Los españoles vivimos hoy especiales momentos de tensión. Es necesario, en la medida de nuestra fe, que demos a Dios lo que es de Dios. Y la paz es el primer y máximo bien pascual, que Cristo resucitado ofrece a su comunidad. Perturbar la paz es ofender a Dios. Es exigencia universal. Apelar a la fe para desunir carece de sentido. El cristiano no puede practicar la exclusión. Pablo II dejó escrito: “Entonces la consecuencia de la paternidad común de Dios, de la hermandad de todos los hombres en Cristo, “hijos en el Hijo”, de la presencia y acción vivificadora del Espíritu Santo, conferirá a nuestra mirada sobre el mundo un nuevo criterio para interpretarlo.

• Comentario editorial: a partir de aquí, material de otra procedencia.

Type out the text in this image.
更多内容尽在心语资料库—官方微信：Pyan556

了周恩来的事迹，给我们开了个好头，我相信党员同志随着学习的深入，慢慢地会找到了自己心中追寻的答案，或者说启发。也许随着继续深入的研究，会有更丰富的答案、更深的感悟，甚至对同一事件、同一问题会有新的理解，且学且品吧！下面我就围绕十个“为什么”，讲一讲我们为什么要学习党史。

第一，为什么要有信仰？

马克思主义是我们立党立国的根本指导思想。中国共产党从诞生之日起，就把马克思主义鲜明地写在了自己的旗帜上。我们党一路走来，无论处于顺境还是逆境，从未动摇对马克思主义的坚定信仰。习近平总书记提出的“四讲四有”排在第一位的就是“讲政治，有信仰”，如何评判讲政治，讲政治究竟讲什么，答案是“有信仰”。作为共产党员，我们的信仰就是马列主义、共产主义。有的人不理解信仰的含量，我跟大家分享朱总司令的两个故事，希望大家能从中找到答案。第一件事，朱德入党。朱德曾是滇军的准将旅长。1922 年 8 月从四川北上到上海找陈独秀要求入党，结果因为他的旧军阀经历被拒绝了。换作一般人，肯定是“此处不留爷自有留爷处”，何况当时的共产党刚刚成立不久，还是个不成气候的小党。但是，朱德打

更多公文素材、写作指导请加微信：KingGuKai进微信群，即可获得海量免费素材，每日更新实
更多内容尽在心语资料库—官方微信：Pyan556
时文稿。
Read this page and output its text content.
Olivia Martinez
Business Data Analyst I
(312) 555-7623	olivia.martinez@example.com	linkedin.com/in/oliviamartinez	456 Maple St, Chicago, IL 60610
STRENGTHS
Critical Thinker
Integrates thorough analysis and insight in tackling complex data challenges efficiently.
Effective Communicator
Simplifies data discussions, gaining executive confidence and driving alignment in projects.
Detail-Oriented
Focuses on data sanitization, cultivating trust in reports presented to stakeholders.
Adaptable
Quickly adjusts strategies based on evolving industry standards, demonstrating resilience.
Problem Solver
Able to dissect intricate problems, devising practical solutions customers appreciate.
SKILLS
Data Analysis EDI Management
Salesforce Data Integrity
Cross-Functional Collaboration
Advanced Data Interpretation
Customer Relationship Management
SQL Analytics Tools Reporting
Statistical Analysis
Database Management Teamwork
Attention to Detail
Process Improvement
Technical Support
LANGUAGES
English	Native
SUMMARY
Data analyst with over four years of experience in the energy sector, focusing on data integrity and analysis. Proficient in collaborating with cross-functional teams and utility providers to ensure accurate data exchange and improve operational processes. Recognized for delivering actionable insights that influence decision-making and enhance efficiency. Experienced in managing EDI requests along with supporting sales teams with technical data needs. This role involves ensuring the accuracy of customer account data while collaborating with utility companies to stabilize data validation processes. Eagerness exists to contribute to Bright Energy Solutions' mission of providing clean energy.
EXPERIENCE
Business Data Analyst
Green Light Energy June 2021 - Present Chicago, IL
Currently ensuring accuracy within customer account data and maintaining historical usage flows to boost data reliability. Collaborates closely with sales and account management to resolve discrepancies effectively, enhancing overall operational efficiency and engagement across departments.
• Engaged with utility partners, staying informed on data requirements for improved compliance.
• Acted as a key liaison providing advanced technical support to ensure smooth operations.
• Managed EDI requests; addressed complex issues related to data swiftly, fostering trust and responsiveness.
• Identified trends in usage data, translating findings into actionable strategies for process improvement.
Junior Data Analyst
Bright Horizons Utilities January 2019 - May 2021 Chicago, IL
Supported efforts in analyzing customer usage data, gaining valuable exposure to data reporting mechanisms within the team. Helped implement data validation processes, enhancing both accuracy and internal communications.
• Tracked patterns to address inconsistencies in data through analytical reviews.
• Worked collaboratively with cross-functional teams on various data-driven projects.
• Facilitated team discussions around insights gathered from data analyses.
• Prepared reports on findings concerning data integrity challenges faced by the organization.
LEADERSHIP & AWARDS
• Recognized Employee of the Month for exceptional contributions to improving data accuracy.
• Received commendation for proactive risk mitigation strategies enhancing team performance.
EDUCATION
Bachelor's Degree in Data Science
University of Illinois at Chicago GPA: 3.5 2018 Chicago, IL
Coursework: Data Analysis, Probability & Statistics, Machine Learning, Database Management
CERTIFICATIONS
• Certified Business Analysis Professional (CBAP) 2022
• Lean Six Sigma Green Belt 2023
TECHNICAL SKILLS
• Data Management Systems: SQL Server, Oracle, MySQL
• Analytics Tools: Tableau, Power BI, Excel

Por encima de los vínculos humanos y naturales, tan fuertes y profundos, se percibe a la luz de la fe un nuevo modelo de unidad del género humano, en el cual debe inspirarse en última instancia la solidaridad. Este supremo modelo de unidad, reflejo íntimo de la vida de Dios, Uno en Tres Personas, es el que los cristianos expresamos con la palabra “comunión”. Dios nos ha incluido en su intimidad y nosotros debemos practicar la solidaridad y la comunión.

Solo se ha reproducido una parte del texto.